The Caucasian section contains artefacts dating from the period of the Neolithic to the Late Bronze Age, and derived mostly from the Northern Caucasus (objects of chronologically later origin forming part of the collection of the Oriental Department). Among the earliest are the finds from the Agubekovo and Dolinskoye settlements and from a burial in the vicinity of Nalchik. The most important, however, is the famous complex of finds from the Maikop Barrow, discovered in 1837. Here, concealed beneath a great mound of earth, a timber crypt disclosed three bodies, including one of a tribal chief. It was around his remains that the largest number of objects was found: two gold, fourteen silver and eight pottery vessels; pieces of a funerary canopy ornamented with numerous gold plaques depicting lions and bulls; multitudinous gold, silver and stone beads and other ornaments, as well as a set of copper and several stone implements, including flint arrowheads. Since these Maikop finds comprise one of the earliest funerary comlexes of the tribal nobility and illustrate the relations between the tribes of the Northern Caucasus and the civilizations of the Ancient Orient, they have long drawn the attention of scholars. The material from Meshoko, the only settlement of the Maikop culture practically fully explored, affords an insight into the mode of life of the local population.

The remains of the Koban and Colchian cultures testify to a high level of metallurgy and metal working in the Caucasus during the first millennium B.C. The Koban burial ground in the mountains of North Ossetia, where over six hundred burials of the twelfth to tenth centuries B.C. have been excavated, has yielded a large quantity of bronze articles, most of which are ornamented with geometric and plant designs as well as animal and, occasionally, human figures. This material includes weapons, horse trappings, belts, fibulae, bracelets, vessels, etc. Figurines of men and animals also occur among the finds.
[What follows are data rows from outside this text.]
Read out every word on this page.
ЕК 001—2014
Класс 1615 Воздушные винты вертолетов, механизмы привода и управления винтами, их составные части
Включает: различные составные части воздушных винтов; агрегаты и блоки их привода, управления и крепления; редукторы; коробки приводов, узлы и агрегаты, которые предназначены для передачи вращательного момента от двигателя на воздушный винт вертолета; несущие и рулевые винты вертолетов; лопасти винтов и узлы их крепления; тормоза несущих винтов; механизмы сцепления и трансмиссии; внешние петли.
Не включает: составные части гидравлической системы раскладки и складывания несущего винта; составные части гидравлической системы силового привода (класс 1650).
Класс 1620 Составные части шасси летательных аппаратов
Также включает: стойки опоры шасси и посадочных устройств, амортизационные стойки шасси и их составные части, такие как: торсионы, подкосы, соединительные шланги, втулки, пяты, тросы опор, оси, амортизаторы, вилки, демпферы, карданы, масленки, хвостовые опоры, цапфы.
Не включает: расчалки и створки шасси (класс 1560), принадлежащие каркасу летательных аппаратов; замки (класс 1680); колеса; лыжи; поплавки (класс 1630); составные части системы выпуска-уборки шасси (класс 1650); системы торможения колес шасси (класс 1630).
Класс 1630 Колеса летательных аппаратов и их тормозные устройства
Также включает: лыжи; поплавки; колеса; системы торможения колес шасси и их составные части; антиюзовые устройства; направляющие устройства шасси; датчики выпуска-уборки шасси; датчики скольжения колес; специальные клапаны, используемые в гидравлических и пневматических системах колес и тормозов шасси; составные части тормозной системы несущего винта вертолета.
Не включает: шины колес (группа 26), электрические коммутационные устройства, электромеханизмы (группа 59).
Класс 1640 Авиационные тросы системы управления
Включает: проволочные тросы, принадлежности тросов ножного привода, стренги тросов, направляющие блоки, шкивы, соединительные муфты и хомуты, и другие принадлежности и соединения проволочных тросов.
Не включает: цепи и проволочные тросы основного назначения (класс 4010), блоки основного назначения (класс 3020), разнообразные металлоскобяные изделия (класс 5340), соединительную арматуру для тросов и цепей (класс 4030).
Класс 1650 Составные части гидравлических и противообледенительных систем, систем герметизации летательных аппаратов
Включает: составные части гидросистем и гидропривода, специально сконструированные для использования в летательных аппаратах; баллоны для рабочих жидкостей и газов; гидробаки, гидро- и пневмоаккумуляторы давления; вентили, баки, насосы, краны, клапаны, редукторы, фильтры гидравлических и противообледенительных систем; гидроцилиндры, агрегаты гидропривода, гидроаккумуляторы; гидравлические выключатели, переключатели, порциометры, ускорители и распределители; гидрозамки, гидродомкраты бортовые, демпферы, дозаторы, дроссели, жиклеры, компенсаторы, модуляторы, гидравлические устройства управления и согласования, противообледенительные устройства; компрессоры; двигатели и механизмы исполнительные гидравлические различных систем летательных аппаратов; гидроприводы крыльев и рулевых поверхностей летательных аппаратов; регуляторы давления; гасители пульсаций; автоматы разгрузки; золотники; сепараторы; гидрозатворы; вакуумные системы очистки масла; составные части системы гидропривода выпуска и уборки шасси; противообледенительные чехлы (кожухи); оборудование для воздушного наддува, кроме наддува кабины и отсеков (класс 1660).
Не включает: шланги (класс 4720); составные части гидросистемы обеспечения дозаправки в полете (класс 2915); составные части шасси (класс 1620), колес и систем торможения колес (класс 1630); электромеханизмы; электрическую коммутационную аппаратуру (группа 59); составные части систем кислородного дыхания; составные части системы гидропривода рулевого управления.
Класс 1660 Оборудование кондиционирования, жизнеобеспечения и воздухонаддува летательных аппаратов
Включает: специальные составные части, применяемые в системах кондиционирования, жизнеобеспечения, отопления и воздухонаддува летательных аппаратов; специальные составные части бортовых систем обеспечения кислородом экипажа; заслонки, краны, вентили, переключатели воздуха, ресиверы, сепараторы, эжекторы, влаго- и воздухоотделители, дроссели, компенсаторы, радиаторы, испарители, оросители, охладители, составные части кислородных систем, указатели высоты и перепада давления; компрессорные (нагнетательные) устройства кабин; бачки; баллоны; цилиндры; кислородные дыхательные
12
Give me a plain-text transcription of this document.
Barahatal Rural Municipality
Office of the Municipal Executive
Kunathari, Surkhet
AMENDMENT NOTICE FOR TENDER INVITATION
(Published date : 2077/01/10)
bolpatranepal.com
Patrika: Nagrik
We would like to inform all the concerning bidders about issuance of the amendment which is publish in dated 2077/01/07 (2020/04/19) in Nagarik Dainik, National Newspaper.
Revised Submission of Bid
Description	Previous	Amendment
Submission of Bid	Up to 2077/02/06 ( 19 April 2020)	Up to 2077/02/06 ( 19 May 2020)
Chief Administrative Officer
The Department’s newest section, that of Central Asia, — its collections were formerly part of the Caucasian section — contains material from complexes of the ancient (fifth to third millennia B.C.) settlements in the south of Turkmenia, which belong with the Painted Pottery culture of the early farming populations, spread over the vast area from the Balkans all the way to China. Finds from Turkmenia include thin-walled pottery decorated with monochrome or polychrome ornamentations; tools; adornments; and clay statuettes of women and domestic animals. Particularly interesting are the finds from the barrows of the early (fifth and fourth centuries B.C.) nomads of the Pamirs, and the comprehensive collection of articles from the Ferghana settlements and cemeteries dating mainly from the early centuries of our era. Material relating to later periods is housed in the Oriental Department.